I'm windows-free since 2002 Visual Studio is the only piece of software I really miss (VS 6.0 was the one I used) but it's not enough to install windows. After Apple released a unix OS which is not too much of a fuss to setup & configure, I never looked back. QuoteOriginally posted by: CuchulainnBTW you can download Visual Studio for freehttp://www.microsoft.com/express/Downloads/I do not know in how far accumulators are used, but in general certain libraries in boost are popular.
Last edited by pentagram on December 16th, 2010, 11:00 pm, edited 1 time in total.
 
User avatar
alderonarino
Posts: 0
Joined: December 31st, 2010, 2:39 pm

C# cointegration

January 10th, 2011, 10:55 pm

I have been trying to get GRETL to compile as C++/CLI, but Visual Studio doesn't like the forward declarations.Please let me know if you find some C/C++/C#/Java code for VECM. I have some VBA code if anyone wants it.
 
User avatar
pentagram
Topic Author
Posts: 6
Joined: November 9th, 2010, 11:40 am

C# cointegration

January 11th, 2011, 11:40 pm

QuoteOriginally posted by: alderonarinoI have been trying to get GRETL to compile as C++/CLI, but Visual Studio doesn't like the forward declarations.Please let me know if you find some C/C++/C#/Java code for VECM. I have some VBA code if anyone wants it.
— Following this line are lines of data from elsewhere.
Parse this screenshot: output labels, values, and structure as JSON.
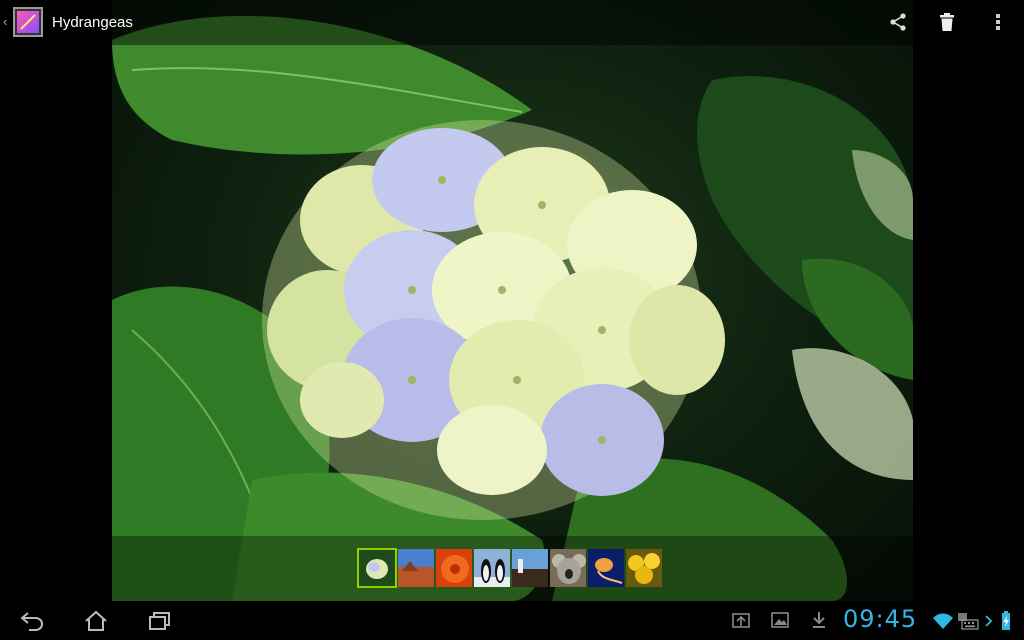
{
  "action_bar": {
    "title": "Hydrangeas",
    "app_icon": "gallery-icon",
    "actions": [
      "share-icon",
      "trash-icon",
      "overflow-menu-icon"
    ]
  },
  "filmstrip": {
    "thumbnails": [
      {
        "subject": "hydrangeas",
        "active": true
      },
      {
        "subject": "desert",
        "active": false
      },
      {
        "subject": "chrysanthemum",
        "active": false
      },
      {
        "subject": "penguins",
        "active": false
      },
      {
        "subject": "lighthouse",
        "active": false
      },
      {
        "subject": "koala",
        "active": false
      },
      {
        "subject": "jellyfish",
        "active": false
      },
      {
        "subject": "tulips",
        "active": false
      }
    ]
  },
  "system_bar": {
    "nav": [
      "back-icon",
      "home-icon",
      "recent-apps-icon"
    ],
    "notifications": [
      "screenshot-icon",
      "gallery-notification-icon",
      "download-icon"
    ],
    "clock": "09:45",
    "status": [
      "wifi-icon",
      "keyboard-icon",
      "charging-battery-icon"
    ],
    "colors": {
      "clock": "#33b5e5",
      "accent": "#8fd000"
    }
  }
}
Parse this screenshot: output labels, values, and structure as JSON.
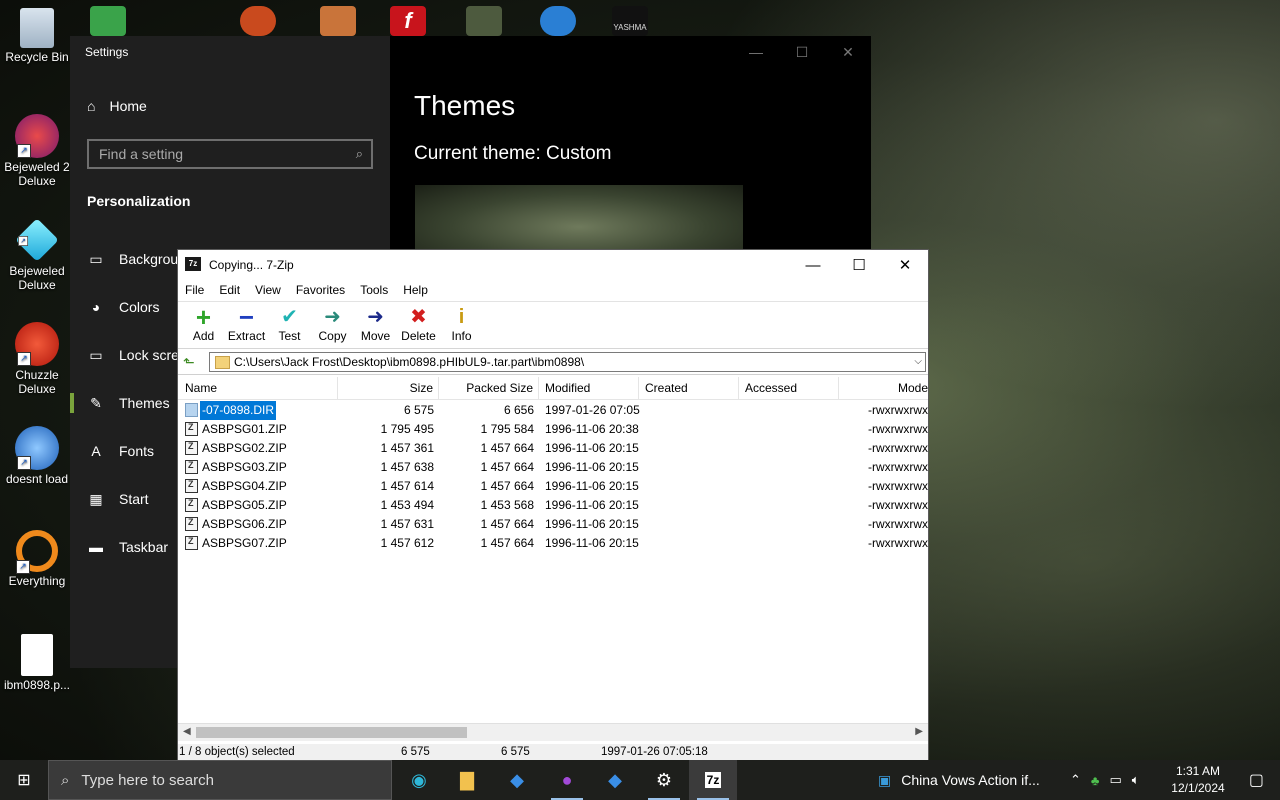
{
  "desktop": {
    "icons": [
      {
        "label": "Recycle Bin"
      },
      {
        "label": "Bejeweled 2 Deluxe"
      },
      {
        "label": "Bejeweled Deluxe"
      },
      {
        "label": "Chuzzle Deluxe"
      },
      {
        "label": "doesnt load"
      },
      {
        "label": "Everything"
      },
      {
        "label": "ibm0898.p..."
      }
    ],
    "top_icon_text": "YASHMA"
  },
  "settings": {
    "title": "Settings",
    "home": "Home",
    "search_placeholder": "Find a setting",
    "section": "Personalization",
    "nav": [
      "Background",
      "Colors",
      "Lock screen",
      "Themes",
      "Fonts",
      "Start",
      "Taskbar"
    ],
    "active_nav": "Themes",
    "heading": "Themes",
    "current_theme": "Current theme: Custom"
  },
  "zip": {
    "title": "Copying... 7-Zip",
    "app_icon_text": "7z",
    "menu": [
      "File",
      "Edit",
      "View",
      "Favorites",
      "Tools",
      "Help"
    ],
    "toolbar": [
      "Add",
      "Extract",
      "Test",
      "Copy",
      "Move",
      "Delete",
      "Info"
    ],
    "path": "C:\\Users\\Jack Frost\\Desktop\\ibm0898.pHIbUL9-.tar.part\\ibm0898\\",
    "columns": [
      "Name",
      "Size",
      "Packed Size",
      "Modified",
      "Created",
      "Accessed",
      "Mode"
    ],
    "files": [
      {
        "name": "-07-0898.DIR",
        "size": "6 575",
        "packed": "6 656",
        "modified": "1997-01-26 07:05",
        "mode": "-rwxrwxrwx",
        "type": "dir",
        "selected": true
      },
      {
        "name": "ASBPSG01.ZIP",
        "size": "1 795 495",
        "packed": "1 795 584",
        "modified": "1996-11-06 20:38",
        "mode": "-rwxrwxrwx",
        "type": "zip"
      },
      {
        "name": "ASBPSG02.ZIP",
        "size": "1 457 361",
        "packed": "1 457 664",
        "modified": "1996-11-06 20:15",
        "mode": "-rwxrwxrwx",
        "type": "zip"
      },
      {
        "name": "ASBPSG03.ZIP",
        "size": "1 457 638",
        "packed": "1 457 664",
        "modified": "1996-11-06 20:15",
        "mode": "-rwxrwxrwx",
        "type": "zip"
      },
      {
        "name": "ASBPSG04.ZIP",
        "size": "1 457 614",
        "packed": "1 457 664",
        "modified": "1996-11-06 20:15",
        "mode": "-rwxrwxrwx",
        "type": "zip"
      },
      {
        "name": "ASBPSG05.ZIP",
        "size": "1 453 494",
        "packed": "1 453 568",
        "modified": "1996-11-06 20:15",
        "mode": "-rwxrwxrwx",
        "type": "zip"
      },
      {
        "name": "ASBPSG06.ZIP",
        "size": "1 457 631",
        "packed": "1 457 664",
        "modified": "1996-11-06 20:15",
        "mode": "-rwxrwxrwx",
        "type": "zip"
      },
      {
        "name": "ASBPSG07.ZIP",
        "size": "1 457 612",
        "packed": "1 457 664",
        "modified": "1996-11-06 20:15",
        "mode": "-rwxrwxrwx",
        "type": "zip"
      }
    ],
    "status": {
      "selection": "1 / 8 object(s) selected",
      "size": "6 575",
      "packed": "6 575",
      "modified": "1997-01-26 07:05:18"
    }
  },
  "taskbar": {
    "search_placeholder": "Type here to search",
    "news": "China Vows Action if...",
    "time": "1:31 AM",
    "date": "12/1/2024"
  },
  "colors": {
    "accent": "#0078d7",
    "settings_active_bar": "#7aa33c"
  }
}
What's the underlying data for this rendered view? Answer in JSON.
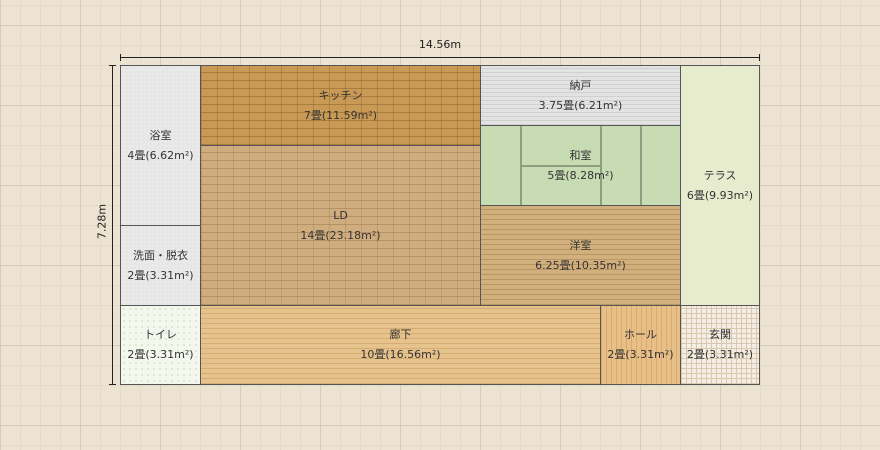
{
  "dimensions": {
    "width": "14.56m",
    "height": "7.28m"
  },
  "rooms": {
    "bath": {
      "name": "浴室",
      "area": "4畳(6.62m²)"
    },
    "kitchen": {
      "name": "キッチン",
      "area": "7畳(11.59m²)"
    },
    "storage": {
      "name": "納戸",
      "area": "3.75畳(6.21m²)"
    },
    "terrace": {
      "name": "テラス",
      "area": "6畳(9.93m²)"
    },
    "washitsu": {
      "name": "和室",
      "area": "5畳(8.28m²)"
    },
    "ld": {
      "name": "LD",
      "area": "14畳(23.18m²)"
    },
    "washroom": {
      "name": "洗面・脱衣",
      "area": "2畳(3.31m²)"
    },
    "youshitsu": {
      "name": "洋室",
      "area": "6.25畳(10.35m²)"
    },
    "toilet": {
      "name": "トイレ",
      "area": "2畳(3.31m²)"
    },
    "corridor": {
      "name": "廊下",
      "area": "10畳(16.56m²)"
    },
    "hall": {
      "name": "ホール",
      "area": "2畳(3.31m²)"
    },
    "entrance": {
      "name": "玄関",
      "area": "2畳(3.31m²)"
    }
  }
}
I didn't use gretl (yet) mainly because I wanted to write my own code for some cointegration methods, seeing it as an opportunity to widen my understanding of the method. I will use gretl when adding more of my own code becomes bad (educational) value for my time. The way I intended to do it is through, P/Invoke on a mac (Mono). I don't think you need to compile gretl to use P/Invoke, you would need to use only the pre-compiled binaries from their website. Another common way to do this is through R, e.g. through DCOM (C#) http://www.codeproject.com/KB/cs/RtoCSharp.aspx or similar Java offerings. In my case, since my main development platform is a mac, using DCOM (e.g. through wine) can get quite complicated, so I chose gretl, nothing inherently better in it tho.
 
User avatar
ktang
Posts: 0
Joined: January 15th, 2010, 7:16 pm

C# cointegration

January 13th, 2011, 1:19 pm

QuoteOriginally posted by: pentagramThe only way I have found to do that in C#, is to make my own wrappers for libgretl. Are there any alternatives to this? are there better libraries to use?Also if somebody has done something similar any additional advice would be appreciatedYou can use f# on msvc 2010. It is free. And if you like you can store your market data in kdb and build a connection from f# to retrieve the data.